Abhorrence of military rule is ingrained in our form of government. Those who founded this nation ... shed their blood to win independence from a ruler who they alleged was attempting to render the 'Military independent of and superior to the Civil power.’ ... In the earliest state constitutions they inserted definite provisions placing the military under ‘strict subordination' to the civil power at all times and in all cases. And in framing the Bill of Rights of the Federal Constitution they were careful to make sure that the power to punish would rest primarily with civil authorities at all times.... This supremacy of the civil over the military is one of our great heritages.

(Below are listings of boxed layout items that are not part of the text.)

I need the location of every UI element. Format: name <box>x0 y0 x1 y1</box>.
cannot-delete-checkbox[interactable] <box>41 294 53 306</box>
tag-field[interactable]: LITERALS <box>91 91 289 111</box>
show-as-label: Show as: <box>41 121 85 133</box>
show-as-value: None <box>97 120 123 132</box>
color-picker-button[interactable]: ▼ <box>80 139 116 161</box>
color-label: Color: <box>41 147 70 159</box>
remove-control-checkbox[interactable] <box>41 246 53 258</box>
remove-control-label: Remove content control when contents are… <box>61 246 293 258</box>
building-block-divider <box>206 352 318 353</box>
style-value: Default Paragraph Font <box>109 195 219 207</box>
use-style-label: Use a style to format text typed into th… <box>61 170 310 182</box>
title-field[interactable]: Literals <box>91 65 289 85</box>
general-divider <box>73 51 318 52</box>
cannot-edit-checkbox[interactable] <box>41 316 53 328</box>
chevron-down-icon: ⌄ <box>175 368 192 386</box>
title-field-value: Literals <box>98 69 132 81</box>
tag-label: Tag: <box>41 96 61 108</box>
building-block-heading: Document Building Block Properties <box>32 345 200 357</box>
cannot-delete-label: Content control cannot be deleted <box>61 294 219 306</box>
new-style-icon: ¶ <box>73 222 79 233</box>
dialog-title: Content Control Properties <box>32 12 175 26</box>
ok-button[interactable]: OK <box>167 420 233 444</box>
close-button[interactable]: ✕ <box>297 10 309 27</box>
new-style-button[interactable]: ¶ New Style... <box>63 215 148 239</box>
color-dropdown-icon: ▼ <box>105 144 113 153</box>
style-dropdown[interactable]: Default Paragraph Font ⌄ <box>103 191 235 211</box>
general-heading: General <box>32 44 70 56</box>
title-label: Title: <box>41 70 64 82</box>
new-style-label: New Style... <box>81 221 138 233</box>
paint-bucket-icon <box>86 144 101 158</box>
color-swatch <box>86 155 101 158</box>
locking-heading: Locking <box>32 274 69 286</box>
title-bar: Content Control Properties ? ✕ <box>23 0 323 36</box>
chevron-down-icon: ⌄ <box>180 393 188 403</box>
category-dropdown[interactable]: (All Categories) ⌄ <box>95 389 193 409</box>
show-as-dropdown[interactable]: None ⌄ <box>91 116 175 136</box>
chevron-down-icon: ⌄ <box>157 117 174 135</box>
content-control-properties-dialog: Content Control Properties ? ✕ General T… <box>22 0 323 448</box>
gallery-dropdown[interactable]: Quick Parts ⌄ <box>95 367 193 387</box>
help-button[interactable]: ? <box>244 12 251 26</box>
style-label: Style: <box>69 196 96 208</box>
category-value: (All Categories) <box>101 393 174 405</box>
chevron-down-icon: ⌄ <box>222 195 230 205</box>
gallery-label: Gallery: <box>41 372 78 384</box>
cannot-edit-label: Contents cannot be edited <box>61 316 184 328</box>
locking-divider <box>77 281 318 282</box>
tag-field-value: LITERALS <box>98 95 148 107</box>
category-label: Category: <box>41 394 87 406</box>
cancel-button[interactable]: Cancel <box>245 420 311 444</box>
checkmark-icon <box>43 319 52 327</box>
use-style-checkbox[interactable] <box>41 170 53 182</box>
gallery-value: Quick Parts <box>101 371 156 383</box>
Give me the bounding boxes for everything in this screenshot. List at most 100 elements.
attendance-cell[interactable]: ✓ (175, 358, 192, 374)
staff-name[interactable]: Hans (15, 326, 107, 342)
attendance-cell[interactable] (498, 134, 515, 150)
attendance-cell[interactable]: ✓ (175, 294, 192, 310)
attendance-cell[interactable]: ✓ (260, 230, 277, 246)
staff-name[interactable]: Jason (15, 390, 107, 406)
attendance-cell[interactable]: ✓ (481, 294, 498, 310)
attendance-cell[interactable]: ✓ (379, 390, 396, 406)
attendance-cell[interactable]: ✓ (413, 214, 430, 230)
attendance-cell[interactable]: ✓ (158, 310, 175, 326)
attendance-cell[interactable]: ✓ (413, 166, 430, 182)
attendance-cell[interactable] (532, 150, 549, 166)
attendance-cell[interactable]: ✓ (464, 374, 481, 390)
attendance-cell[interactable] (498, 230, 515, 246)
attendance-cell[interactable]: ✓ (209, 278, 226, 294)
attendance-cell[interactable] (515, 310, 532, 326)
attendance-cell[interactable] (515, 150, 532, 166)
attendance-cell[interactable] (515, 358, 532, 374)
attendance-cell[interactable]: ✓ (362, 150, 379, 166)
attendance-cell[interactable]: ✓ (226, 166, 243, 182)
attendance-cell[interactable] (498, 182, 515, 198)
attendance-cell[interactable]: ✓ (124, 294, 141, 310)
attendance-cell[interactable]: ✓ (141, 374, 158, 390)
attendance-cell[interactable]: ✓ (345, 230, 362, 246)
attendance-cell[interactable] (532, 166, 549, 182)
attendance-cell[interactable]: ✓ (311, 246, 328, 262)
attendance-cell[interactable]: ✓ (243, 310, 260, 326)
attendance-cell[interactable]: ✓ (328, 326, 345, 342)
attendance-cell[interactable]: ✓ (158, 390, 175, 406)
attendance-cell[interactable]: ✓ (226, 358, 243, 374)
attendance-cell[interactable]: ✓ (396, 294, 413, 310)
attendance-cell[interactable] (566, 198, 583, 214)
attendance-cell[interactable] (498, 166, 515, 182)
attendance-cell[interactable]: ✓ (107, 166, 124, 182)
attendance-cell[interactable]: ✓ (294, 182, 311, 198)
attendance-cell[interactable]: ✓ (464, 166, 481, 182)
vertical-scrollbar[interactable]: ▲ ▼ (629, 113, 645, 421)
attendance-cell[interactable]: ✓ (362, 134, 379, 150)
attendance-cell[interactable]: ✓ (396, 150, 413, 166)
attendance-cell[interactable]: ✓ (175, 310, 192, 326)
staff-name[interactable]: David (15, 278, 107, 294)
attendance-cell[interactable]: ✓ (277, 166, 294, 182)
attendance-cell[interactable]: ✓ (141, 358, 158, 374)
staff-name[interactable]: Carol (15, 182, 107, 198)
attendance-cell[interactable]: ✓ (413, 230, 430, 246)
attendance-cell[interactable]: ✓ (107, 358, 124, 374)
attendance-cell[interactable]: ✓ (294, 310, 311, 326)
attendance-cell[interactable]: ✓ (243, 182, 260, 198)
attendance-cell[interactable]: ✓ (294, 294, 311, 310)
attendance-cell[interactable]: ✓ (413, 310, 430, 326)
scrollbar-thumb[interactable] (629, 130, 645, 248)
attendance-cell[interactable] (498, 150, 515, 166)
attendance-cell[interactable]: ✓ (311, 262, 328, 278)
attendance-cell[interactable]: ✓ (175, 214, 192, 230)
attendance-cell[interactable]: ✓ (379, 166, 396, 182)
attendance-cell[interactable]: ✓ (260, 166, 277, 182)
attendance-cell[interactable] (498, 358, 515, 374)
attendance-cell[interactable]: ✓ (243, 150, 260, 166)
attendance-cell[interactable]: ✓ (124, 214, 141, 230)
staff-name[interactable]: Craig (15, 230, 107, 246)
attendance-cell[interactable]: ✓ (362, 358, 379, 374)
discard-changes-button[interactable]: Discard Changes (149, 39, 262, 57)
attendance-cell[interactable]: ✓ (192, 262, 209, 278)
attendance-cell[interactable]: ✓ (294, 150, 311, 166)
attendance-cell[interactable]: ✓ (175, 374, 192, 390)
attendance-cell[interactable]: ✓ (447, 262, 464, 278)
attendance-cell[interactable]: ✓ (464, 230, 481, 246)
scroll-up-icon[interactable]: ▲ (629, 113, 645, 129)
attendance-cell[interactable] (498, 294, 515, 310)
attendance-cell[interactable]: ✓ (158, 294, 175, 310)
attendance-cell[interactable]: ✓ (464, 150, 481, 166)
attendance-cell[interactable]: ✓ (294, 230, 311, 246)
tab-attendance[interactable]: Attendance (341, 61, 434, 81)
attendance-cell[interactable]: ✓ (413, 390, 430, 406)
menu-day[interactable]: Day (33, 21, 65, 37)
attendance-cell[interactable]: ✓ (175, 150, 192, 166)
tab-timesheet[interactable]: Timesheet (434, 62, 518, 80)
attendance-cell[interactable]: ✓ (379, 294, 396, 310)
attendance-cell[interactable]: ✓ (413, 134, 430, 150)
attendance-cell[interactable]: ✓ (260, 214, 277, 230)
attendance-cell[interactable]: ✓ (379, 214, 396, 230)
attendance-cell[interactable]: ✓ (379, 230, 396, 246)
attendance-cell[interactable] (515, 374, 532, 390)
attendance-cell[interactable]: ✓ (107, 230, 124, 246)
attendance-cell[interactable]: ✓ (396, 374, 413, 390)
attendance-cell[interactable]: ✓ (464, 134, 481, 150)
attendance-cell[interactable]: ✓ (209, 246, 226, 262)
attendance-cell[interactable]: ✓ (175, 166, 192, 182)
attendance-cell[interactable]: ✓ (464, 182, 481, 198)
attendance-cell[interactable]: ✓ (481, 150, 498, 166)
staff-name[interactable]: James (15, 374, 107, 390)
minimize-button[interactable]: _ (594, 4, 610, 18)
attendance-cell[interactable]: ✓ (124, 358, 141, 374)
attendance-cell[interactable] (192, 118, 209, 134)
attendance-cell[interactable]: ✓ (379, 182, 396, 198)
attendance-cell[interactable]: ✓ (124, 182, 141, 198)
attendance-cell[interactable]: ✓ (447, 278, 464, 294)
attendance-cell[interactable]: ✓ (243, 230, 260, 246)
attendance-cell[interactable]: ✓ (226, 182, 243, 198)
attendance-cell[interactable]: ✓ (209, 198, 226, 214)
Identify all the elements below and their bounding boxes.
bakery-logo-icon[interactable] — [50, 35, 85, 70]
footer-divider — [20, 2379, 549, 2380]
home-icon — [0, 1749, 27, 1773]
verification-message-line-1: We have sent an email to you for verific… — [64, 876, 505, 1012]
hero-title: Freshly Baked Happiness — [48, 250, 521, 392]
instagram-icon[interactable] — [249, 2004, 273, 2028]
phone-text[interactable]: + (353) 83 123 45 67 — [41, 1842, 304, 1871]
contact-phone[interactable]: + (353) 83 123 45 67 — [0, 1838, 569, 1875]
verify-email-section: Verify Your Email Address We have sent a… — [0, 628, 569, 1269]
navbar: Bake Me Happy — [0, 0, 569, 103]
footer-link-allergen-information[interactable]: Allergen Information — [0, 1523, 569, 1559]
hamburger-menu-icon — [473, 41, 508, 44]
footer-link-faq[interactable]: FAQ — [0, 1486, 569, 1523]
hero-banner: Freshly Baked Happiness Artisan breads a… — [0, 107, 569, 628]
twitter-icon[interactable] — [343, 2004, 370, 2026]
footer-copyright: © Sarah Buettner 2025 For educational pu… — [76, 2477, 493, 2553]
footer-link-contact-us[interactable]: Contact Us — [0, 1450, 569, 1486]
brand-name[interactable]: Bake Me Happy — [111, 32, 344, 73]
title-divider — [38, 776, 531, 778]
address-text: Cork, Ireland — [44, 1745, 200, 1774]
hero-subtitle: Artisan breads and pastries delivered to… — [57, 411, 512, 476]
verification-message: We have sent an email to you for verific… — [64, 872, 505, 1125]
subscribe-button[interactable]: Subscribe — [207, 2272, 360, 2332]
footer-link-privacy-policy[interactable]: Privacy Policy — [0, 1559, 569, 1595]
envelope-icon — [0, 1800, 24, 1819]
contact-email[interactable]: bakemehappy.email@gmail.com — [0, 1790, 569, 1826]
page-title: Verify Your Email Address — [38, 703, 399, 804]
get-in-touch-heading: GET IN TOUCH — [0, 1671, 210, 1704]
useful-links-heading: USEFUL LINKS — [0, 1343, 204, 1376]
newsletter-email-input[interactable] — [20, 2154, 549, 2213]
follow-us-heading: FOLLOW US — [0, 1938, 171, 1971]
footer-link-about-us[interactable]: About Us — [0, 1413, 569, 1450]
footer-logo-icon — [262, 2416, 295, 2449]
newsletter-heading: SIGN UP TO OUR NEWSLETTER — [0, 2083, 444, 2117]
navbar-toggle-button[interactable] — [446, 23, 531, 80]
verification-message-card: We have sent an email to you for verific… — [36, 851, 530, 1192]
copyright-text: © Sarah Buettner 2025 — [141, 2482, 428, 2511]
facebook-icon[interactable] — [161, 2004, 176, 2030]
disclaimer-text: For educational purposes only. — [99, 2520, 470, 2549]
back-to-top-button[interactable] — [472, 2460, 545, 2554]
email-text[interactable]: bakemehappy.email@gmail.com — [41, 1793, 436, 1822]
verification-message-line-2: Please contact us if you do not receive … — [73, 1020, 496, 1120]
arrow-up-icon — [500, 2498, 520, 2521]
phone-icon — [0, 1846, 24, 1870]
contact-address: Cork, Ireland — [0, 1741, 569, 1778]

It has made possible the attainment of a high degree of liberty regulated by law rather than caprice. Our duty is to give effect to that heritage at all times, that it may be handed down untarnished to future generations.

*473Duncan, 327 U.S. at 324, 66 S.Ct. at 616 (Murphy, J., concurring) (emphasis added).

. I find it ironic that several courts, including the majority, that have found violations of the PCA or similar provisions, have concluded that there has not been "widespread or repeated” violations. However, because I see no need to wait for widespread and repeated violations, the point is irrelevant.

. Moreover, as the majority recognizes, another rationale behind our exclusionary rule, i.e., the imperative of judicial integrity, is also served in this case. Indeed, " '[njothing can destroy a government more quickly than its failure to observe its own laws, or worse, disregard the charter of its own existence." State v. Santiago, 53 Haw. 254, 264, 492 P.2d 657, 663 (1971) (quoting Mapp v. Ohio, 367 U.S. 643, 659, 81 S.Ct. 1684, 1694, 6 L.Ed.2d 1081 (1961)). And, as the Supreme Court stated in Lee v. Florida, supra, "no court, state or federal, may serve as an accomplice in the willful transgression of 'the Laws of the United States,’ Laws by which ‘the Judges in every State [are] bound....” Id. 392 U.S. at 386, 88 S.Ct. at 2101 (citing Art. VI, U.S. Const.). While, in my view, this principle must be exercised with caution, the instant case represents an appropriate circumstance for its invocation.